Policy violation its not happening

Hi All,

if the ‘vflag’ is true, a ‘violation’ object should be created and violation also hapening . However, ‘vflag’ being true, the ‘violation’ object is not being created as i expected. (request its not restricting ) Can someone please help me identify the issue and provide guidance on how to resolve it?"

if (vflag) {
log.error(“In LOOP one”);
violation = new PolicyViolation();
violation.setActive(true);
violation.setIdentity(identity);
violation.setPolicy(policy);

            constraint.setName(blockingMsg);
            violation.setConstraint(constraint);
            violation.setDescription(blockingMsg);
            violation.setStatus(sailpoint.object.PolicyViolation.Status.Open);
        }

return violation;

Thanks

Ranjith

are you returning violation in the end?

Hi @sunnyajmera

yeah im returning violation

return violation;

It’s not just about flag is true. You need to understand how Policy violation works.

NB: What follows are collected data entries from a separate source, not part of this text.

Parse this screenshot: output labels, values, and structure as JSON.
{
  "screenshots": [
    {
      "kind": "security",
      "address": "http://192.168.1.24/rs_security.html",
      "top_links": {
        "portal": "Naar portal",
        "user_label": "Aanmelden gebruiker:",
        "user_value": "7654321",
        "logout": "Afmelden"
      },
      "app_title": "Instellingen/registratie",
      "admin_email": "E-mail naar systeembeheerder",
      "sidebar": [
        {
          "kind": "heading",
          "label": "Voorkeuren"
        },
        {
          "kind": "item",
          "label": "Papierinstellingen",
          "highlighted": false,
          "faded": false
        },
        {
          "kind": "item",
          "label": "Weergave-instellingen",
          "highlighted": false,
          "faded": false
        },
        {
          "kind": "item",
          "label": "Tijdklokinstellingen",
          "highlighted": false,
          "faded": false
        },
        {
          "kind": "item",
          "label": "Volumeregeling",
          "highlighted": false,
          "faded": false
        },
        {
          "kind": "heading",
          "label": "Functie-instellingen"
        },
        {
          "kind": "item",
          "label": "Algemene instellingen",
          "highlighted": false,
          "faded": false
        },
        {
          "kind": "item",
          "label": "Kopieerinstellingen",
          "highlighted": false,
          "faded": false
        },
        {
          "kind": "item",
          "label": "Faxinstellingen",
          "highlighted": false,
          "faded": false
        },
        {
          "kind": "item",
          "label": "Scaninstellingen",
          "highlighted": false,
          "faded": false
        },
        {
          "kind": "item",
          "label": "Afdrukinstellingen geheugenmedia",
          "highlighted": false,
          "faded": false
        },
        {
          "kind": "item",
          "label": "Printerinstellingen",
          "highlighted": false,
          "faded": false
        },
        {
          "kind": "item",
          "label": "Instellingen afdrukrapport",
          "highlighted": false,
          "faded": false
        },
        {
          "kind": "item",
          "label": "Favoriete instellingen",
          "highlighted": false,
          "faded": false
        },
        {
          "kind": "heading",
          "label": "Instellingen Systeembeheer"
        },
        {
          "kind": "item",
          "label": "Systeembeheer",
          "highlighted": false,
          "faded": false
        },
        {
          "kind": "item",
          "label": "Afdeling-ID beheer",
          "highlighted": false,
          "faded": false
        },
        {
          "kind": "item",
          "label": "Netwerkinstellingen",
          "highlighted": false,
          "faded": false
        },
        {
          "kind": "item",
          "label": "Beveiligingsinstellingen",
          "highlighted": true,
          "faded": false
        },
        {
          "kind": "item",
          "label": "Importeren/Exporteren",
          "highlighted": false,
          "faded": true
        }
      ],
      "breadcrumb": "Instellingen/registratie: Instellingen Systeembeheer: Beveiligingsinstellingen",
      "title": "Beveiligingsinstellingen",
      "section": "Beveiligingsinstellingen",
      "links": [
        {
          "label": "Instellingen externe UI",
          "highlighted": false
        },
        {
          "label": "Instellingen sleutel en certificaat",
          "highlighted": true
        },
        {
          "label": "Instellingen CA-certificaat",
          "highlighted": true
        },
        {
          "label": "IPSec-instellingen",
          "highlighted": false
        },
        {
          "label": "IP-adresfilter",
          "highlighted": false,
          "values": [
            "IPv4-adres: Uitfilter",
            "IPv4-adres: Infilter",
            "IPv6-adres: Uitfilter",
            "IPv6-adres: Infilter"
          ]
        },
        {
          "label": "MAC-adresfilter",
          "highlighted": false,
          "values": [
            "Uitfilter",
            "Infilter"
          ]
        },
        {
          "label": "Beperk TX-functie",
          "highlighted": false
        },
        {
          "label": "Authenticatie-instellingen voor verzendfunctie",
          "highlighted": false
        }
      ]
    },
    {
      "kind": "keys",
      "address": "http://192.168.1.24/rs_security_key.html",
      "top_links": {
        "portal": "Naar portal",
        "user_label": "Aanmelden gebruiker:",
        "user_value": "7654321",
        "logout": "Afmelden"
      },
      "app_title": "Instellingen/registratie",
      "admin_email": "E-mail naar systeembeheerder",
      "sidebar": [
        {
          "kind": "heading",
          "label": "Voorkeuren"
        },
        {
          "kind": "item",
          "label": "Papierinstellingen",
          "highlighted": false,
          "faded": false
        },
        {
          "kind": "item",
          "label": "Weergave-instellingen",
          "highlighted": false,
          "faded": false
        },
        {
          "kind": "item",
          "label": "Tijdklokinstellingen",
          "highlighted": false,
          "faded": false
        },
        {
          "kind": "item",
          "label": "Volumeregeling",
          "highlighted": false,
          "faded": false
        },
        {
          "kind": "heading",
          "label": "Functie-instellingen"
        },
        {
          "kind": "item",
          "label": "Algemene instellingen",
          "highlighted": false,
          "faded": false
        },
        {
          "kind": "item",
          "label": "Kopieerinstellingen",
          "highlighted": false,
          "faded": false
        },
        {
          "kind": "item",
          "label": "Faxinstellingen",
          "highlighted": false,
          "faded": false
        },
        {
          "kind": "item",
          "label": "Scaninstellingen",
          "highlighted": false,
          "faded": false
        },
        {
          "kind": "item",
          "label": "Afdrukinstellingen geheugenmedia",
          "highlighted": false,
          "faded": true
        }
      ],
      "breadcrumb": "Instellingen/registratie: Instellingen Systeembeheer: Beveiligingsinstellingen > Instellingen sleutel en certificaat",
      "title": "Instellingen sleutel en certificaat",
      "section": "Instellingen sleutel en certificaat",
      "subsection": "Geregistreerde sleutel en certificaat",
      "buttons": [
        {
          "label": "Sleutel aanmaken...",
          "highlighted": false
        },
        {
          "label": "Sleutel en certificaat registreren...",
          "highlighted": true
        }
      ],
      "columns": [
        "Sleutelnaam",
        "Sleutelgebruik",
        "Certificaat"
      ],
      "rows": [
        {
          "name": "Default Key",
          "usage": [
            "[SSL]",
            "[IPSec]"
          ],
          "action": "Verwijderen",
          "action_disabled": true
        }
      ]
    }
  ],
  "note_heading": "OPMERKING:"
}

Policy executes 2 times, with and without considering your Access Request.

You need to build the logic in such a way that, you will get flag as true in second execution only. If it returns true both the times then you don’t get the violation thrown.

Thanks
Krish

how are you calculating this variable, vflag?

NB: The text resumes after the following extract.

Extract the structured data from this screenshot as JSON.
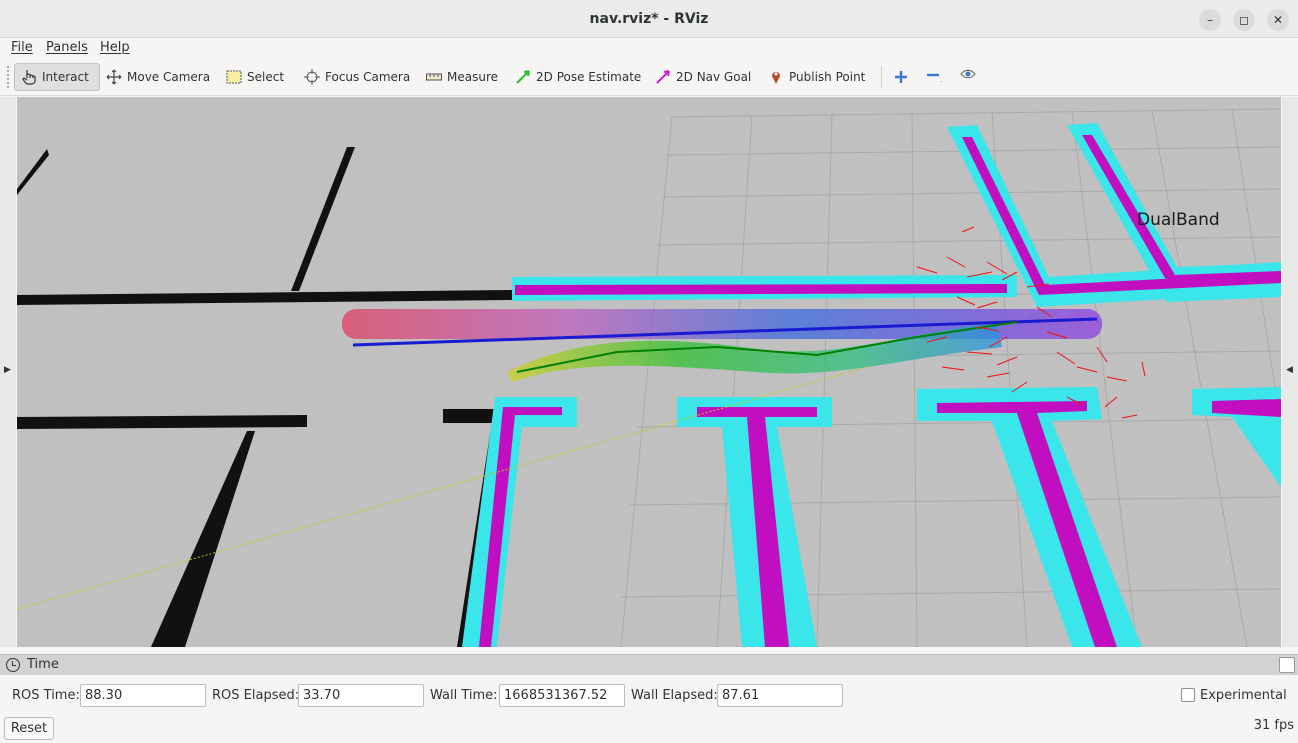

Hello Ranjith, you have to create a logic which will run twice first one which will run on the the current identity state and then the second run on the future identity state (the identity which represents the state with the addition of the entitlement/s) if the result is false in the first run and then true in the second run then only the violation will be triggered.

One more thing, in my exp i have seen that even with the correct logic the violation is not triggered. Its because i have update my logic on the code through debug and didnt save it through the ui. So make sure that you have saved the changes through the ui as well.

This topic was automatically closed 60 days after the last reply. New replies are no longer allowed.